Since getting back into running about seven years ago, Secrist has participated in hundreds of races but has recently begun to participate in triathlons. In the biking and swimming portions of the races, Secrist teams up with Barb Martz, the executive director of the MyTeam Triumph Northern Indiana Chapter.
“In the swimming part, we are tethered together and for biking, we ride a tandem bike,” said Secrist. “We’ve competed in six short triathlons this year and we also did a 70.3-mile Ironman.”
Through running, Secrist has also been able to help others by volunteering with MTT, an athletic ride-along program created for those with disabilities who would typically not be able to participate in races or triathlons. With MTT, Secrist has volunteered as an “angel,” the title given to runners who push the person with a disability through the race in a chair.
“It’s a phenomenal program,” said Secrist. “It’s very rewarding. I’ve pushed people from the ages of five up to someone in their mid-70s. To see the excitement on people’s faces when they cross the finish line is such a rewarding thing. For a lot of these parents who attend these races, seeing their kids being able to do a race is huge to them. It’s something that they thought they’d never see.”
Those who are interested in volunteering or helping the MyTeam Triumph Northern Indiana Chapter can learn more information about the organization through its website or Facebook page.
“You don’t have to necessarily be a runner, because we always need support staff at races,” said Secrist. “There’s all kinds of ways to get involved. We do so much locally here too and we want to get some more programs going here.”

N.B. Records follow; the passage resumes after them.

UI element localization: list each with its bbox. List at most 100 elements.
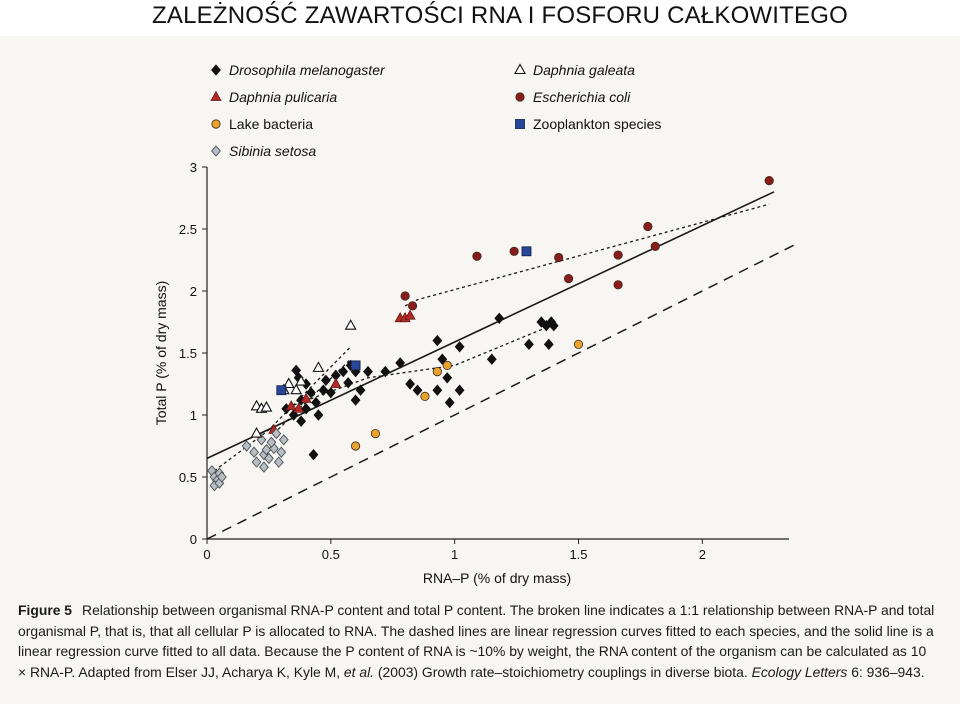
point-daphnia-galeata [290,383,303,395]
point-escherichia-coli [613,250,623,260]
point-sibinia-setosa [259,461,269,473]
point-drosophila-melanogaster [343,377,354,389]
point-drosophila-melanogaster [301,403,311,415]
y-tick-label: 1.5 [179,346,197,361]
point-drosophila-melanogaster [311,396,321,409]
point-daphnia-galeata [312,361,325,372]
point-escherichia-coli [643,221,653,232]
point-daphnia-galeata [260,400,273,412]
y-tick-label: 3 [190,160,197,175]
x-axis-label: RNA–P (% of dry mass) [423,570,571,586]
point-drosophila-melanogaster [296,415,307,427]
point-daphnia-galeata [295,374,308,386]
point-daphnia-pulicaria [285,400,297,411]
point-lake-bacteria [350,441,361,451]
x-tick-label: 0.5 [322,547,340,562]
point-escherichia-coli [554,252,564,263]
legend-marker-daphnia-galeata [514,63,526,75]
axes: 0 0.5 1 1.5 2 0 0.5 1 1.5 2 2.5 3 [179,160,789,562]
line-overall-regression [206,191,775,460]
point-escherichia-coli [472,251,482,261]
point-drosophila-melanogaster [306,386,316,399]
point-sibinia-setosa [271,427,282,440]
legend: Drosophila melanogaster Daphnia pulicaria… [210,62,661,159]
point-lake-bacteria [442,360,452,370]
point-drosophila-melanogaster [380,365,391,378]
y-tick-label: 2 [190,284,197,299]
point-drosophila-melanogaster [338,365,349,378]
point-sibinia-setosa [278,434,289,446]
point-drosophila-melanogaster [395,357,406,369]
point-drosophila-melanogaster [355,384,366,396]
point-drosophila-melanogaster [437,353,448,365]
point-daphnia-galeata [282,377,295,389]
point-escherichia-coli [764,176,774,186]
point-daphnia-pulicaria [293,402,305,413]
caption-journal: Ecology Letters [751,663,848,680]
point-drosophila-melanogaster [454,384,465,396]
point-drosophila-melanogaster [412,384,423,396]
slide-title: ZALEŻNOŚĆ ZAWARTOŚCI RNA I FOSFORU CAŁKO… [152,2,848,29]
point-sibinia-setosa [266,436,277,448]
point-drosophila-melanogaster [442,372,453,384]
point-lake-bacteria [573,339,584,349]
point-sibinia-setosa [216,471,227,483]
legend-label-daphnia-galeata: Daphnia galeata [533,62,635,78]
point-sibinia-setosa [241,440,252,452]
point-drosophila-melanogaster [350,394,361,406]
point-sibinia-setosa [276,446,287,458]
point-lake-bacteria [370,428,381,439]
legend-marker-daphnia-pulicaria [210,90,222,101]
point-drosophila-melanogaster [405,378,415,390]
legend-marker-drosophila-melanogaster [211,64,221,76]
y-tick-label: 0 [190,532,197,547]
point-drosophila-melanogaster [494,312,505,324]
point-drosophila-melanogaster [486,353,497,365]
point-drosophila-melanogaster [548,320,559,332]
data-points [207,176,774,492]
line-regression-sibinia-galeata [214,346,352,472]
legend-marker-sibinia-setosa [211,145,221,157]
point-drosophila-melanogaster [432,334,443,347]
point-drosophila-melanogaster [325,386,336,399]
point-daphnia-pulicaria [330,377,342,388]
line-one-to-one [206,244,795,540]
point-daphnia-pulicaria [404,309,416,320]
y-tick-label: 2.5 [179,222,197,237]
point-drosophila-melanogaster [363,365,373,378]
point-drosophila-melanogaster [313,409,324,421]
point-escherichia-coli [407,301,418,311]
point-escherichia-coli [650,241,660,251]
point-drosophila-melanogaster [454,341,465,353]
legend-label-sibinia-setosa: Sibinia setosa [229,143,316,159]
legend-label-drosophila-melanogaster: Drosophila melanogaster [229,62,386,78]
point-daphnia-galeata [250,426,263,438]
point-drosophila-melanogaster [432,384,443,396]
legend-marker-escherichia-coli [515,92,525,102]
y-axis-label: Total P (% of dry mass) [153,281,169,425]
caption-citation: (2003) Growth rate–stoichiometry couplin… [374,663,752,680]
caption-volume-pages: 6: 936–943. [847,663,925,680]
point-drosophila-melanogaster [318,384,329,396]
scanned-figure-background [0,36,960,704]
point-daphnia-galeata [344,319,357,330]
point-drosophila-melanogaster [524,338,534,351]
point-escherichia-coli [563,273,574,284]
legend-label-escherichia-coli: Escherichia coli [533,89,631,105]
legend-marker-lake-bacteria [211,119,221,129]
point-escherichia-coli [509,246,519,256]
point-drosophila-melanogaster [444,396,455,409]
figure-label: Figure 5 [18,602,73,618]
x-tick-label: 1 [451,547,458,562]
point-sibinia-setosa [261,444,272,456]
point-sibinia-setosa [251,456,262,468]
line-regression-drosophila [293,323,554,406]
y-tick-label: 1 [190,408,197,423]
scatter-chart: Drosophila melanogaster Daphnia pulicaria… [153,62,795,586]
line-regression-ecoli [404,203,770,307]
legend-marker-zooplankton-species [515,119,525,129]
point-drosophila-melanogaster [320,374,331,386]
x-tick-label: 2 [699,547,706,562]
legend-label-zooplankton-species: Zooplankton species [533,116,661,132]
point-sibinia-setosa [249,446,259,458]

When it comes to motivators, Secrist credits Martz, as well as his high school wrestling and track coach, with impacting him as an athlete. But Secrist said his top motivator is to help others.
“My motivation is helping other people,” said Secrist. “That’s who I am. Somebody asked me one time, ‘Well, why do you push somebody in a race? You can run these races yourself.’ Yes, I can. But I’ve been there and I’ve stood on the podium and I loved it at the time, but I don’t need to win the race right now. For me, it’s more important for me to give others the opportunity to do that.”
Secrist said he enjoys helping people achieve their dreams and encourages others to always take any opportunity they can to help others who feel discouraged from doing something.
“If there’s a reason that you can’t do something, look at why you can’t do it,” said Secrist. “What can you do to adapt that? Overcome any obstacles that might be in your way and just go do it. There’s always things that you can do. You may not be able to get the exact job you want in life, but that doesn’t mean you can’t love the job you do get.”